Safe to say when he isn’t president, Joe Shlabotnik will not appoint a bad supreme court justice. When he isn’t president, he will not make any mistakes.

Sensible people might think it better to take a winner at his word (if his word seems good), but it is easier to trust a lovable loser. You are never disappointed in the candidate you never elect.

It is especially odd in Mitt Romney’s case since Romney has loyally maintained his membership in the LDS (Mormon) church throughout his political career. Safe to say this connection has been used by the ill informed and bigots against him all his life. Yet Romney, the family man and traditionalist, stuck to the faith of his fathers.

I don’t share that faith, but you have to admire the man’s nerve. Imagine his political gain if at some point in the last twenty years he had become a Roman Catholic in Massachusetts!

Romney had the common pro-choice abortion views of many men of his age, education, and class.
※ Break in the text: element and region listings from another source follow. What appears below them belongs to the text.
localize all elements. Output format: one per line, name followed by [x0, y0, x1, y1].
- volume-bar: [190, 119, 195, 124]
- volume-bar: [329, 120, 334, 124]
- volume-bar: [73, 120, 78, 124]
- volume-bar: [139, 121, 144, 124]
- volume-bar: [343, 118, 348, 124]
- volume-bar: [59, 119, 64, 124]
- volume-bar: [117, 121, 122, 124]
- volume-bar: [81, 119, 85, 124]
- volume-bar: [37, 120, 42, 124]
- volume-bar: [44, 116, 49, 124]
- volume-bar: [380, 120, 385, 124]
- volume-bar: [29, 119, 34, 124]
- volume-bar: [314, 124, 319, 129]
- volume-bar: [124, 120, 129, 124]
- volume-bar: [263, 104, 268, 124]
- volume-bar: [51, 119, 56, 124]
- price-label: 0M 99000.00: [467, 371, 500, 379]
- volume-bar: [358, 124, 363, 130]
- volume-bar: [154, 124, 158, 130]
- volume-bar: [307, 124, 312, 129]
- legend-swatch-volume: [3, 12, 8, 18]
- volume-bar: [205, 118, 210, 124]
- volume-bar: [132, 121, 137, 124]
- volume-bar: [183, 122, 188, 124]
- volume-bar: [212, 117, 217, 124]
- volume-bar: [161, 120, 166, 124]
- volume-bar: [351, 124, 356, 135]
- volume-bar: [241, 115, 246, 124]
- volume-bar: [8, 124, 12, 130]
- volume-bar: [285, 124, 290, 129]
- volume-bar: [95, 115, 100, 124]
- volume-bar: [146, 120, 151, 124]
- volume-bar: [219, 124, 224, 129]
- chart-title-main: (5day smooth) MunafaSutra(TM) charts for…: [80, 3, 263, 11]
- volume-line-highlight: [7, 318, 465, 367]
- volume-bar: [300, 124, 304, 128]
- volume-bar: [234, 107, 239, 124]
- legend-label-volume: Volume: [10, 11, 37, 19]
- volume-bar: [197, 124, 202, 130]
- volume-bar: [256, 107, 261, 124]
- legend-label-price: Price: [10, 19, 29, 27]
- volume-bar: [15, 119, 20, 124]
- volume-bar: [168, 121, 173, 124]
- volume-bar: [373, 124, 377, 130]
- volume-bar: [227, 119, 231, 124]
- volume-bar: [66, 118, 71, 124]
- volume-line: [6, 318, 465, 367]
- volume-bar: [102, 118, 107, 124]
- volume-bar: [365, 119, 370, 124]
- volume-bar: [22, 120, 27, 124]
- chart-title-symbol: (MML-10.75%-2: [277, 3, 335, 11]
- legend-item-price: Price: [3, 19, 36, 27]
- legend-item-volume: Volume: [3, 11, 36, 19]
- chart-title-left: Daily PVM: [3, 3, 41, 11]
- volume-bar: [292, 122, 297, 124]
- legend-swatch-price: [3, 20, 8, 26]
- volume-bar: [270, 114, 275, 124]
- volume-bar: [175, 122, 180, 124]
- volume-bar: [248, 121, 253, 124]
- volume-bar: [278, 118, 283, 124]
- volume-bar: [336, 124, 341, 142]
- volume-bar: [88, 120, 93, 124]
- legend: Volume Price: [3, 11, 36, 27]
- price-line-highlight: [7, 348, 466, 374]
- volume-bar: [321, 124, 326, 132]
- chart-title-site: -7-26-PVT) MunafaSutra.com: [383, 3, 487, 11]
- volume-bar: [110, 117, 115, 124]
Exposure as governor to better pro-life arguments and to the culture of death in Massachusetts, which never can get enough, changed his mind.

I still don’t know who will get my vote in the Republican primaries. McCain is tired and bad on too many other issues for me. Rudy bothers me for many reasons I have written about in other places. Romney hasn’t quite closed the sale with me yet. A real fourth choice could emerge, though it is unlikely at this late date.

I will not be voting for this years Joe Shlabotnik, the lovable pro-life loser. Losing will not save any lives . . . and will give a ticket that looks to be the most anti-life in American history power.

Sorry Charlie Brown, but I am looking at the all-stars and trying to decide who will get my vote.